NORMALITÀ TRA 7-15 MESI
Mentre monta la polemica e ci si chiede cosa sia davvero necessario per lasciarsi alle spalle la pandemia, una risposta prova a darla Gianni Rezza, direttore della prevenzione del ministero della Salute. «Abbiamo di recente messo a punto con l’Istituto superiore di sanità e la Fondazione Bruno Kessler un modello matematico per capire quando potremo tornare a una pseudo-normalità – ha detto Rezza nell’audizione in commissione Igiene e sanità del Senato sui vaccini anti-Covid – Se assumiamo che il vaccino protegga dall’infezione e che la somministrazione protegga almeno per 2 anni, vaccinando 240mila persone al giorno riusciremo in 7-15 mesi a tornare alla normalità».
Rezza ha dunque spiegato che è opportuno aggiornare le indicazioni sulle categorie da vaccinare, «in particolare – ha detto – penso ad esempio ai genitori di bambini immunodepressi, che dovranno avere una priorità nelle vaccinazioni.
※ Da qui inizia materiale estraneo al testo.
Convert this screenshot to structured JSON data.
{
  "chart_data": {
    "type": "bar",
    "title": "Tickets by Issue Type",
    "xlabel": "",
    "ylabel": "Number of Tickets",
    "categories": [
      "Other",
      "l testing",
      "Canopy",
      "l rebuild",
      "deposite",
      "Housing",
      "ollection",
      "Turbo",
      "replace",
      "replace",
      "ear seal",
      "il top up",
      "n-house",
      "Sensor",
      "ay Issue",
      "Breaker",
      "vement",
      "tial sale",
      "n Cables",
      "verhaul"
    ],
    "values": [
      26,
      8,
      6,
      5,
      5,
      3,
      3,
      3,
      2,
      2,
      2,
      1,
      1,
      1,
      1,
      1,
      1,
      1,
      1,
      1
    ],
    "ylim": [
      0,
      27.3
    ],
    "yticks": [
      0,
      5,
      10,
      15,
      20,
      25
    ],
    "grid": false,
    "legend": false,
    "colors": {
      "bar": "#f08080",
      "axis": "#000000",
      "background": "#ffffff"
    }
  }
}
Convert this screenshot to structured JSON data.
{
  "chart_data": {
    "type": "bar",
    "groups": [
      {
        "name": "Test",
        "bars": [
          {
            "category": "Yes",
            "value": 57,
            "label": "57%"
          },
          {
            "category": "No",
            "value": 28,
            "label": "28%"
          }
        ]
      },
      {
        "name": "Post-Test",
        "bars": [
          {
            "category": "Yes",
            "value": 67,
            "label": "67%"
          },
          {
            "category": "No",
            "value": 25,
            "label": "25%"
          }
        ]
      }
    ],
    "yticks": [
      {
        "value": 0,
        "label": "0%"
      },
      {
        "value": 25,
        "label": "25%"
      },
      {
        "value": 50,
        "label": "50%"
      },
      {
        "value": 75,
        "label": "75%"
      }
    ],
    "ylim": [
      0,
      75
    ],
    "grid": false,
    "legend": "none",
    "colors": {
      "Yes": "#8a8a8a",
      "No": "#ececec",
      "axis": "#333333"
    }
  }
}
Così come agli ospiti delle comunità, come quelle per i malati di mente e dei portatori di handicap».
Rezza ha dunque fatto eco alle parole del presidente Draghi: velocizzare la campagna vaccinale è indispensabile.
PIANO VACCINALE
Ma intanto sul fronte dell’approvvigionamento delle dosi, ieri è arrivata un’altra doccia fredda all’Unione europea. Come riporta l’agenzia Reuters, la Johnson & Jonhson avrebbe annunciato di non poter garantire la consegna di 55milioni di dosi del suo vaccino entro il secondo trimestre dell’anno. Il vaccino in questione, ambito perché efficace in una sola dose, dovrebbe essere approvato dall’Ema domani, 11 marzo.
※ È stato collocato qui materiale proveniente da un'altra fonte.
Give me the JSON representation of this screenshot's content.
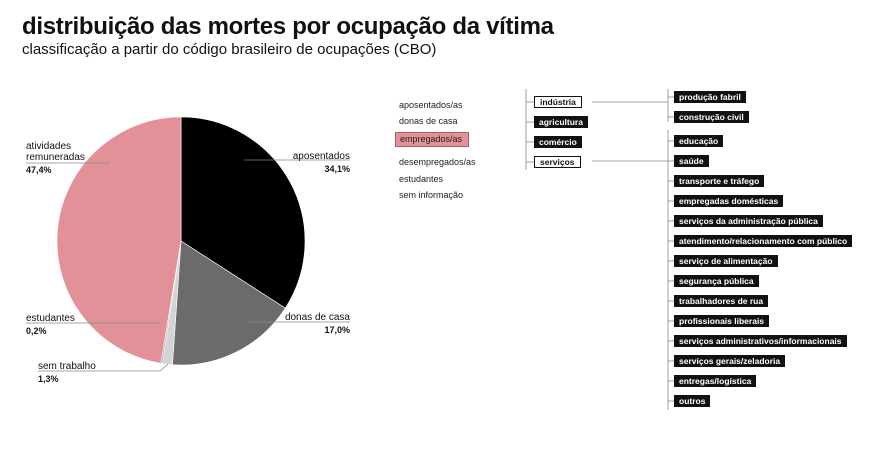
{
  "title": "distribuição das mortes por ocupação da vítima",
  "subtitle": "classificação a partir do código brasileiro de ocupações (CBO)",
  "chart_data": {
    "type": "pie",
    "title": "distribuição das mortes por ocupação da vítima",
    "subtitle": "classificação a partir do código brasileiro de ocupações (CBO)",
    "slices": [
      {
        "label": "aposentados",
        "value": 34.1,
        "display": "34,1%",
        "color": "#000000"
      },
      {
        "label": "donas de casa",
        "value": 17.0,
        "display": "17,0%",
        "color": "#6b6b6b"
      },
      {
        "label": "sem trabalho",
        "value": 1.3,
        "display": "1,3%",
        "color": "#d4d4d4"
      },
      {
        "label": "estudantes",
        "value": 0.2,
        "display": "0,2%",
        "color": "#9a9a9a"
      },
      {
        "label": "atividades\nremuneradas",
        "value": 47.4,
        "display": "47,4%",
        "color": "#e39198"
      }
    ]
  },
  "categories": [
    "aposentados/as",
    "donas de casa",
    "empregados/as",
    "desempregados/as",
    "estudantes",
    "sem informação"
  ],
  "selected_category": "empregados/as",
  "sectors": [
    "indústria",
    "agricultura",
    "comércio",
    "serviços"
  ],
  "industria_sub": [
    "produção fabril",
    "construção civil"
  ],
  "servicos_sub": [
    "educação",
    "saúde",
    "transporte e tráfego",
    "empregadas domésticas",
    "serviços da administração pública",
    "atendimento/relacionamento com público",
    "serviço de alimentação",
    "segurança pública",
    "trabalhadores de rua",
    "profissionais liberais",
    "serviços administrativos/informacionais",
    "serviços gerais/zeladoria",
    "entregas/logística",
    "outros"
  ],
  "colors": {
    "accent_pink": "#e39198",
    "tag_black": "#111111",
    "line_gray": "#888888"
  }
}
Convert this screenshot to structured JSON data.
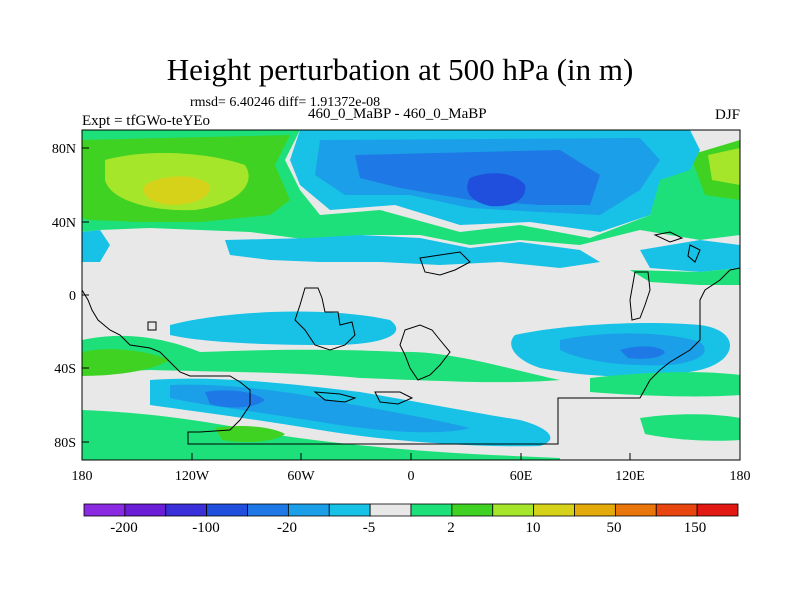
{
  "title": "Height perturbation at 500 hPa (in m)",
  "stats": "rmsd= 6.40246 diff= 1.91372e-08",
  "left_label": "Expt = tfGWo-teYEo",
  "center_label": "460_0_MaBP - 460_0_MaBP",
  "right_label": "DJF",
  "x_ticks": [
    "180",
    "120W",
    "60W",
    "0",
    "60E",
    "120E",
    "180"
  ],
  "y_ticks": [
    "80N",
    "40N",
    "0",
    "40S",
    "80S"
  ],
  "colorbar": {
    "colors": [
      "#8a2be2",
      "#6a1fd6",
      "#3a2fd8",
      "#1f4fdc",
      "#1e78e6",
      "#1a9fe8",
      "#18c2e6",
      "#e8e8e8",
      "#1ee07a",
      "#3fd222",
      "#a6e62a",
      "#d6d21a",
      "#e2aa0a",
      "#e8760a",
      "#e8460e",
      "#e21812"
    ],
    "labels": [
      "-200",
      "-100",
      "-20",
      "-5",
      "2",
      "10",
      "50",
      "150"
    ]
  },
  "chart_data": {
    "type": "heatmap",
    "title": "Height perturbation at 500 hPa (in m)",
    "x_range": [
      -180,
      180
    ],
    "y_range": [
      -90,
      90
    ],
    "legend_position": "bottom",
    "levels": [
      -200,
      -150,
      -100,
      -50,
      -20,
      -10,
      -5,
      -2,
      2,
      5,
      10,
      20,
      50,
      100,
      150,
      200
    ]
  }
}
Nei giorni scorsi l’azienda statunitense si era impegnata a fornire 200milioni di dosi all’Unione europea. Ma ora questo inopinato annuncio complica i piani. E arriva nel giorno in cui l’Ocse richiama l’Europa sui vaccini suggerendo di produrre «molto più velocemente».
Sembra aderire a questo appello l’accordo che l’azienda brianzola Adienne ha stipulato per produrre lo Sputnik V dal luglio prossimo. Il vaccino russo, tuttavia, non ha ancora ricevuto l’approvazione dell’Ema.
IL BOLLETTINO
A proposito di vaccini, ieri allo “Spallanzani” di Roma ha ricevuto la sua prima dose di Moderna Sergio Mattarella (LEGGI). Il capo dello Stato si unisce agli oltre 5milioni e 600mila italiani ad averla ricevuta. Sempre ieri si è registrato un aumento dei contagi (19.749 contro i 13.902 di lunedì), ma il tasso di positività è sceso dal 7,5% al 5,7% (LEGGI IL BOLLETTINO NAZIONALE).
I decessi salgono da 318 a 376, mentre ci sono 56 pazienti in più di lunedì in terapia intensiva (totale 2.756) e 562 quelli nei reparti ordinari (totale 22.393). I guariti sono stati 12.999.